Preparation of brain membranes containing a single type of opioid receptor highly selective for dynorphin.

Abstract

Opioid receptors on guinea pig brain membranes were alkylated by the naltrexone analog .beta.-chlornaltrexamine. Binding of the prototypical .mu. and .kappa. ligands, [3H]dihydromorphine and [3H]ethylketocyclazocine, was more readily affected by the reagent than was binding of the .delta. ligand, 3H-l[D-Ala2, D-Leu5]enkephalin. Treatment of membranes with .beta.-chlornaltrexamine in the presence of dynorphin resulted in significant protection of [3H]ethylketocyclazocine binding sites, without protection of [3H]dihydromorphine or 3H[D-Ala2, D-Leu5]enkephalin sites. Similarly, [D-Ala2, D-Leu5]enkephalin and sufentanil selectively protected binding sites for 3H-[D-Ala2, D-Leu5]enkephalin and [3H]dihydromorphine, respectively. Scatchard analysis of [3H]ethylketocyclazocine binding to untreated membranes suggested 2 types of binding site with 40-fold difference in affinities.
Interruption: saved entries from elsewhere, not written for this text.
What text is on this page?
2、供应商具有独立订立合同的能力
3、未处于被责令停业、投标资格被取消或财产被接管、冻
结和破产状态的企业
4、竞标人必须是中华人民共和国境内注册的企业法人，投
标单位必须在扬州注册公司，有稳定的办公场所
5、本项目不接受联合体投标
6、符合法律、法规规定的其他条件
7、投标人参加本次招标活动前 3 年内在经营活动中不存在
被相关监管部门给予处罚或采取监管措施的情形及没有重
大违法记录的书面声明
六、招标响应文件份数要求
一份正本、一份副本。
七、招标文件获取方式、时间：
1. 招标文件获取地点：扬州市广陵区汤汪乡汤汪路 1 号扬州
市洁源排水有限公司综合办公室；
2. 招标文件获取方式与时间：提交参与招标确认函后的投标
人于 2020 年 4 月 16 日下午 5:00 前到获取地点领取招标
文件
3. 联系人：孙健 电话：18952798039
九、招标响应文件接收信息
Membranes treated with .beta.-chlornaltrexamine in the presence of dynorphin retained about 40% of the high-affinity sites and lost the low-affinity sites. Selective protection of sites with high affinity for dynorphin and ethylketocyclazocine was confirmed in competition binding assays. Evidently the 3 types of opioid receptor are not interconvertible and the endogenous peptide dynorphin is a highly selective ligand of the K opioid receptor.